I had been in middle of a thought on my studies, and to this hour, I honestly do not remember what it was. It was rather scary, and the first time I really blacked out, but thank G-d I am OK. I hope.

I told my mom, who said it happens to her alot, and I asked my Dr. one time a while back and he said get up slow. Anti-climatic, right?

My parents instilled a pretty little curfew on my sister and I of 10:30 indoors with 11:00 lights out. Seeing as I have been getting up really late lately, that is understandable (even though I mentioned previously I get up early,,, hah well early by MY standareds, aparently). However, I doubt this is gonna work this should be  interesting to try…:)

Boring. WEll, my head hurts.

Gawd I am unamusing.

But once again, my goal here is NOT to amuse, entertain, or inspire you. IT is for me to clatter loudly on my old keyboard which is wired because my dad decided he needed teh wireless one and i think the other one broke. It’s not THAT bad really, only my parents know when I’m up because of this evil chatter.

I should not be blogging now, I still have to read a chapter of navi, but whatever.

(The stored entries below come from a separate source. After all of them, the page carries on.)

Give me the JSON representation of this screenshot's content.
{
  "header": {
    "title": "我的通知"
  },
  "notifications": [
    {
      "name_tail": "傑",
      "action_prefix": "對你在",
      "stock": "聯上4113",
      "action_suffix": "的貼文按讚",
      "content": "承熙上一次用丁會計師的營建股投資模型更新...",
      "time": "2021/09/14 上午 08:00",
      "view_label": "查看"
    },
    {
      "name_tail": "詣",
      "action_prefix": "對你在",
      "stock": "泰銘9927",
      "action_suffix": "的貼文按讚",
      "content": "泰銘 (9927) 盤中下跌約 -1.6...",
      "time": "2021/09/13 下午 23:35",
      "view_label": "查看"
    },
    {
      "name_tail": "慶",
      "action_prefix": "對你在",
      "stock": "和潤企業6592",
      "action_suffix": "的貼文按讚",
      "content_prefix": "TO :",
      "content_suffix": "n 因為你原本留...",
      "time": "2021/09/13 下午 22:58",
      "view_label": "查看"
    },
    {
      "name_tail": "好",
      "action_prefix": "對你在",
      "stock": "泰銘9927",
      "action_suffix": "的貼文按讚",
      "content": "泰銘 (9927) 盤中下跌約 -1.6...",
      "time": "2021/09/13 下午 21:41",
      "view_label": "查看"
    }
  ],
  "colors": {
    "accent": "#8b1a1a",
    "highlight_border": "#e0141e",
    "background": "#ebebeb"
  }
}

I am in middle of a SICK book hah ok, its good, not sick, and it is called Princess Ben, by Catherine Gilbert Murdock. It is a fantasy, a fairy-tale twist of sorts, and I am quite entranced. It has a massively high vocabulary, for me anyways. It’s not the best book I have ever read, but it is definitly going on my recomended list, which doesn’t really exist, although it should..

I have been homeschooled since fourth grade, with a quick jump back into school for eighth. In those six years, I have read numerous amounts of books. Like, alot. I got pretty far ahead of my peers in that area, althoug a little behind in the math part of life. Titter titter. Too bad, I hate math.

That’s waht I love about homeschooling, I can choose which subjects to pursue more than others. I guess in school you can do that too, by not taking notes or studying particularly hard for certan subjects, but you just get in trouble with that because of bad grades.

I don’t get bad grades; I don’t get any grades. I dont take tests.

I decided I like the History Channel.

My head hurts.

I need to work out- otherwise I wil have gone for two days in a row without excersising. NOt good, not good at all. Especially if you take in the amount of time I sit in this here chair typing, or on my bed reading scholastic material, or listening to lectures or drawing…yeah, I gotta kick some.

But my head does hurt.

Gosh I sound like I have no life. I hung with a friend late last night. And every other night this past week, with different friends. And I am loaded on weekends. It’s only the bloggng nights that I feel like a loser, rambling away about nothing. Hang on a sec…

WEll. That was something to ramble away about. Hm, I just did…a good deed, I guess? Not sure what that was all about, I know I am beng evasive, but too bad, suffer. Once again I will remind you that I am blogigng selfishly. Even my splenging shouldtn annoyt you becasues thsis is for me.

NO, I am just pissed off slightly annoyed at my faithful friends for not reading. Well, to be  honest, for the firts time in my long life, I don’t read theirs that much either…

Ok, I do.

Oh, shut it. Im signing off now.

Keep UNraveling!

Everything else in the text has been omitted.